Considering the number of skin substitute products commercially available on the market for chronic wound care, few systematic evaluations of clinical outcomes have been conducted. A draft Agency for Healthcare Research and Quality technical brief on skin substitutes15 (Project ID: 039-015-334; January 28, 2019) summarized key findings from a panel review of all available completed skin substitute studies that were categorized as meta-analyses/systematic reviews, RCTs, and prospective nonrandomized comparative studies in chronic wounds. Only 3 systematic reviews and 17 RCTs examined use of 13 distinct skin substitutes. The lack of studies examining the efficacy of most skin substitute products and the need for better-designed and reported studies providing more clinically relevant data in this field is the key implication of the Agency’s technical brief on skin substitutes. Even the studies that have been completed and reviewed “rarely reported clinical outcomes such as amputation, wound recurrence at least 2 weeks after treatment ended, and patient-related outcomes such as return to function, pain, exudate, and odor.” Further, these 20 completed studies “rarely reported outcomes important to patients, such as return of function and pain relief.” Future studies may be improved by using a 4-week, run-in period before study enrollment and at least a 12-week study period; they should also report whether wounds recur during 6-month follow-up.
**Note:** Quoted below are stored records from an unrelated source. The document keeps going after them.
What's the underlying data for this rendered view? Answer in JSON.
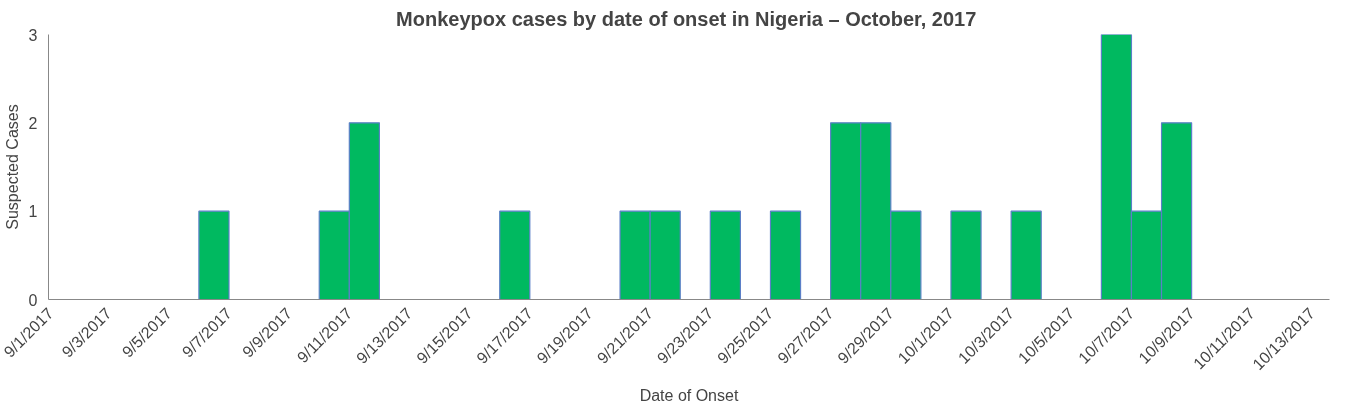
{
  "chart_data": {
    "type": "bar",
    "title": "Monkeypox cases by  date of onset in Nigeria – October, 2017",
    "xlabel": "Date of Onset",
    "ylabel": "Suspected Cases",
    "x": [
      "2017-09-06T12:00",
      "2017-09-10T12:00",
      "2017-09-11T12:00",
      "2017-09-16T12:00",
      "2017-09-20T12:00",
      "2017-09-21T12:00",
      "2017-09-23T12:00",
      "2017-09-25T12:00",
      "2017-09-27T12:00",
      "2017-09-28T12:00",
      "2017-09-29T12:00",
      "2017-10-01T12:00",
      "2017-10-03T12:00",
      "2017-10-06T12:00",
      "2017-10-07T12:00",
      "2017-10-08T12:00"
    ],
    "values": [
      1,
      1,
      2,
      1,
      1,
      1,
      1,
      1,
      2,
      2,
      1,
      1,
      1,
      3,
      1,
      2
    ],
    "color": "#00b960",
    "xlim": [
      "2017-09-01",
      "2017-10-13T14:00"
    ],
    "xticks": [
      {
        "value": "2017-09-01",
        "label": "9/1/2017"
      },
      {
        "value": "2017-09-03",
        "label": "9/3/2017"
      },
      {
        "value": "2017-09-05",
        "label": "9/5/2017"
      },
      {
        "value": "2017-09-07",
        "label": "9/7/2017"
      },
      {
        "value": "2017-09-09",
        "label": "9/9/2017"
      },
      {
        "value": "2017-09-11",
        "label": "9/11/2017"
      },
      {
        "value": "2017-09-13",
        "label": "9/13/2017"
      },
      {
        "value": "2017-09-15",
        "label": "9/15/2017"
      },
      {
        "value": "2017-09-17",
        "label": "9/17/2017"
      },
      {
        "value": "2017-09-19",
        "label": "9/19/2017"
      },
      {
        "value": "2017-09-21",
        "label": "9/21/2017"
      },
      {
        "value": "2017-09-23",
        "label": "9/23/2017"
      },
      {
        "value": "2017-09-25",
        "label": "9/25/2017"
      },
      {
        "value": "2017-09-27",
        "label": "9/27/2017"
      },
      {
        "value": "2017-09-29",
        "label": "9/29/2017"
      },
      {
        "value": "2017-10-01",
        "label": "10/1/2017"
      },
      {
        "value": "2017-10-03",
        "label": "10/3/2017"
      },
      {
        "value": "2017-10-05",
        "label": "10/5/2017"
      },
      {
        "value": "2017-10-07",
        "label": "10/7/2017"
      },
      {
        "value": "2017-10-09",
        "label": "10/9/2017"
      },
      {
        "value": "2017-10-11",
        "label": "10/11/2017"
      },
      {
        "value": "2017-10-13",
        "label": "10/13/2017"
      }
    ],
    "ylim": [
      0,
      3
    ],
    "yticks": [
      0,
      1,
      2,
      3
    ],
    "grid": false
  }
}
Additionally, information regarding clinical effectiveness, which looks at patient outcomes in real-world settings, is lacking. Such data are becoming increasingly important in the US health care environment, which today is driven by outcomes and cost efficiencies.
The purpose of this study was to evaluate the proportions of DFUs healed and their median time to healing of using a HFDS compared with a FBCD in a real-world clinical setting.